Student leans down in a garden of vegetables
Malik Vega-Tatum, a transfer student from San Joaquin Delta College and member of the University of California, Davis track team, volunteers for the nonprofit Yolo Farm to Fork as a member of the #CaliforniansForAll College Corps program. Credit: Marissa Leshnov for The Hechinger Report

California Helps College Students Cut Their Debt by Paying Them to Help Their Communities

Inspired by service programs from earlier eras, the College Corps program puts low-income, first-generation students to work in education, food insecurity and climate mitigation

"DAVIS, Calif. — Only streetlights cut the darkness as University of California, Davis student Malik Vega-Tatum climbed into his car on a Wednesday morning in January.

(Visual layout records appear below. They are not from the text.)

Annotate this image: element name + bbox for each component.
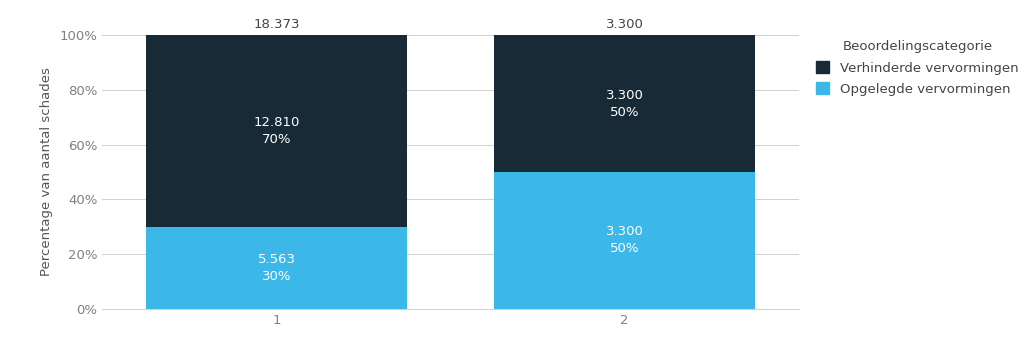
Text: 3.300: 3.300 — [606, 18, 643, 31]
Bar — [146, 227, 408, 309]
Text: 18.373: 18.373 — [253, 18, 300, 31]
Bar — [495, 35, 756, 172]
Text: 12.810
70%: 12.810 70% — [253, 116, 300, 146]
Text: 3.300
50%: 3.300 50% — [606, 225, 643, 256]
Y-axis label: Percentage van aantal schades: Percentage van aantal schades — [40, 67, 52, 277]
Text: 5.563
30%: 5.563 30% — [257, 253, 296, 283]
Legend: Verhinderde vervormingen, Opgelegde vervormingen: Verhinderde vervormingen, Opgelegde verv… — [812, 36, 1023, 100]
Bar — [495, 172, 756, 309]
Text: 3.300
50%: 3.300 50% — [606, 88, 643, 119]
Bar — [146, 35, 408, 227]
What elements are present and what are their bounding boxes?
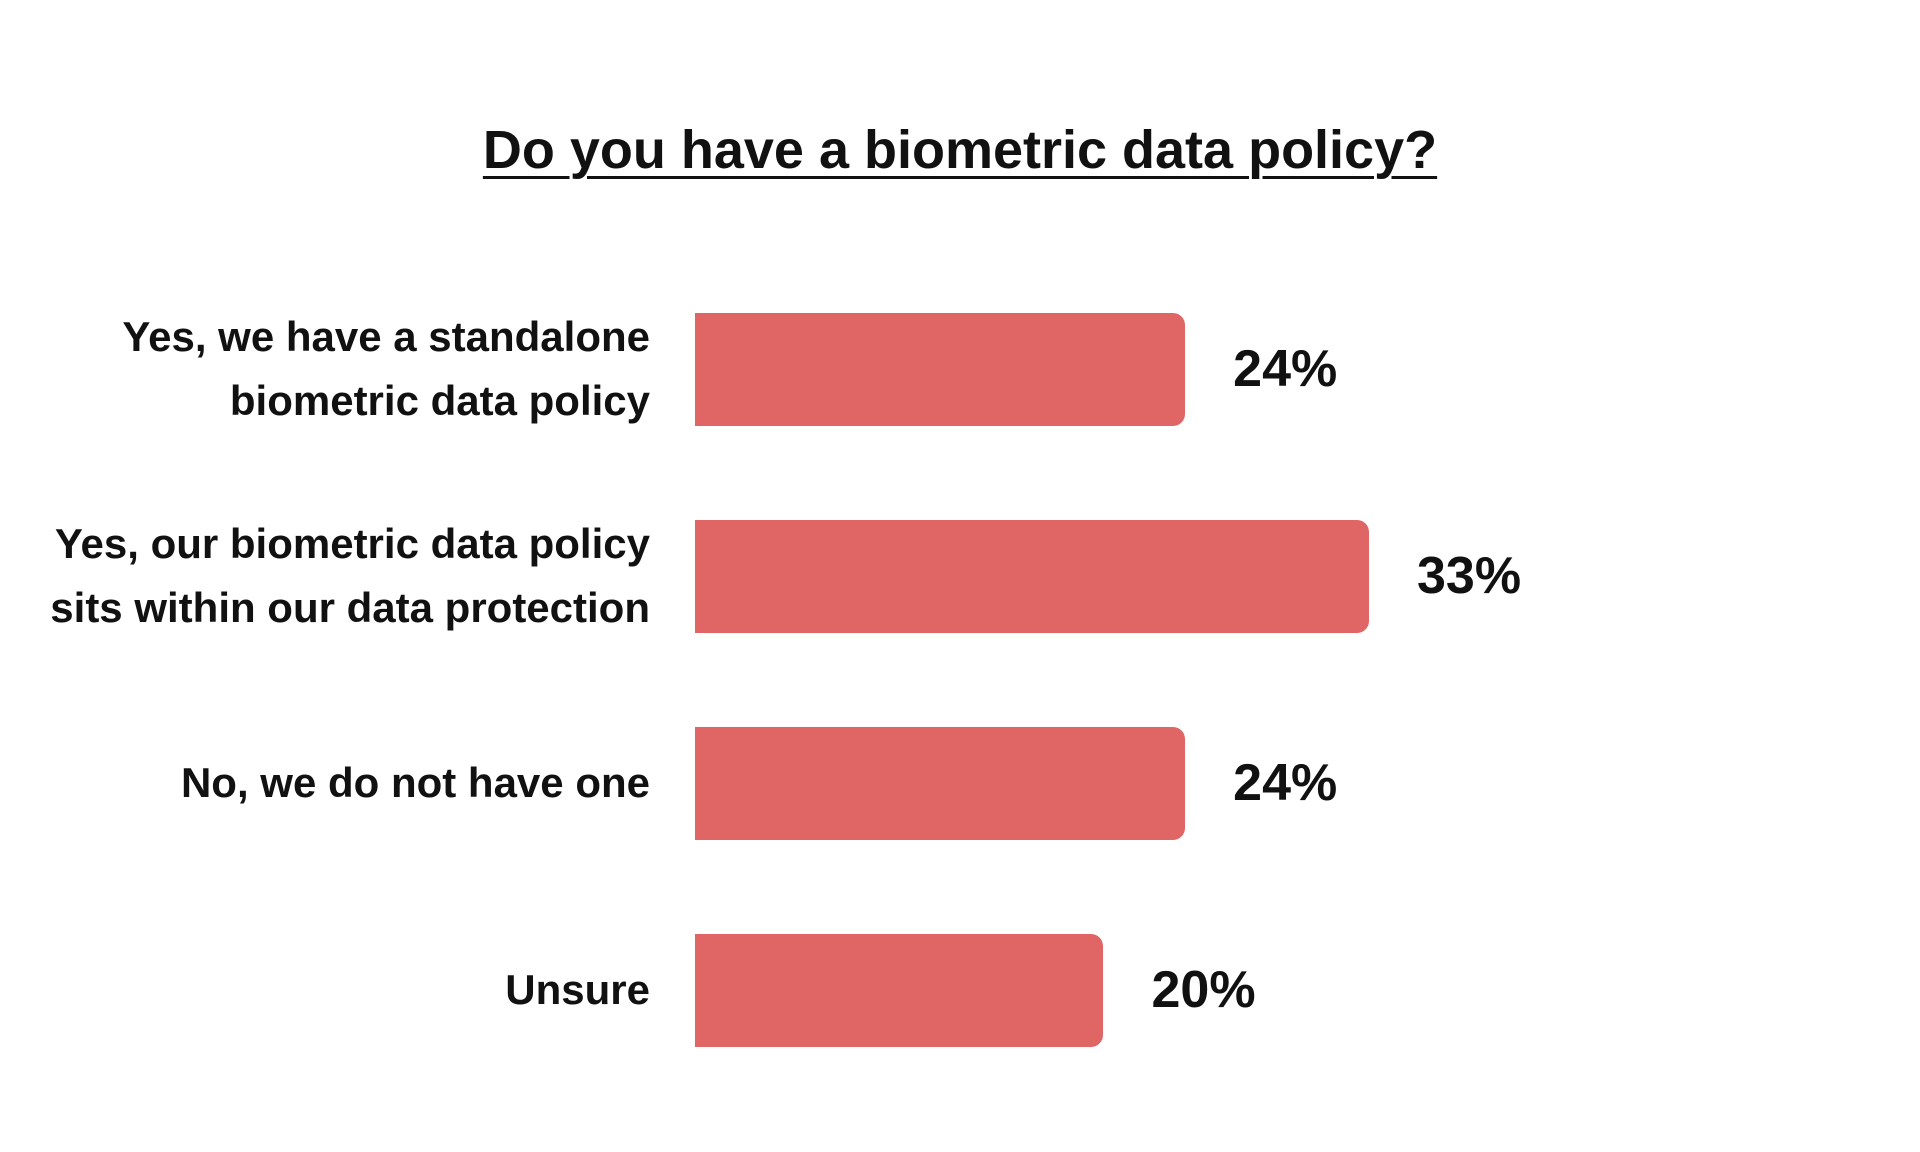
data-label: 33% [1417, 547, 1522, 605]
bar [695, 519, 1369, 633]
bar [695, 933, 1104, 1047]
bar [695, 312, 1186, 426]
category-label: Unsure [505, 966, 650, 1013]
data-label: 20% [1151, 961, 1256, 1019]
chart-title: Do you have a biometric data policy? [482, 120, 1438, 180]
data-label: 24% [1233, 340, 1338, 398]
category-label: No, we do not have one [180, 759, 650, 806]
data-label: 24% [1233, 754, 1338, 812]
bar [695, 726, 1186, 840]
category-label: Yes, our biometric data policy sits with… [50, 520, 650, 631]
category-label: Yes, we have a standalone biometric data… [122, 313, 650, 424]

After arriving at La Tourangelle Community Garden in Woodland 20 minutes later, he got right to work, using a hoe to tend frost-kissed rows.

Since the school year began, Vega-Tatum has given more than 356 hours of his time to Yolo Farm to Fork, a nonprofit that supports school gardens and farm-based education. In exchange, he will receive $700 a month for 10 months from the #CaliforniansForAll College Corps program, class credit and experience with food production science. When he reaches the 450-hour mark, he’ll get a $3,000 award. He’ll graduate with $10,000 less debt and with work experience he hopes will give him an edge when he applies to medical school next year.

Vega-Tatum has held jobs before, but College Corps is different. Conceived as a domestic Peace Corps or “California GI Bill,” it is designed to help students pay for college while facilitating community service throughout California to help the state tackle some of its most pressing challenges. Some 3,200 students, many of them the first in their families to attend college, are participating in the inaugural year of the New Deal-esque program, in service jobs in K-12 education, food insecurity and climate mitigation."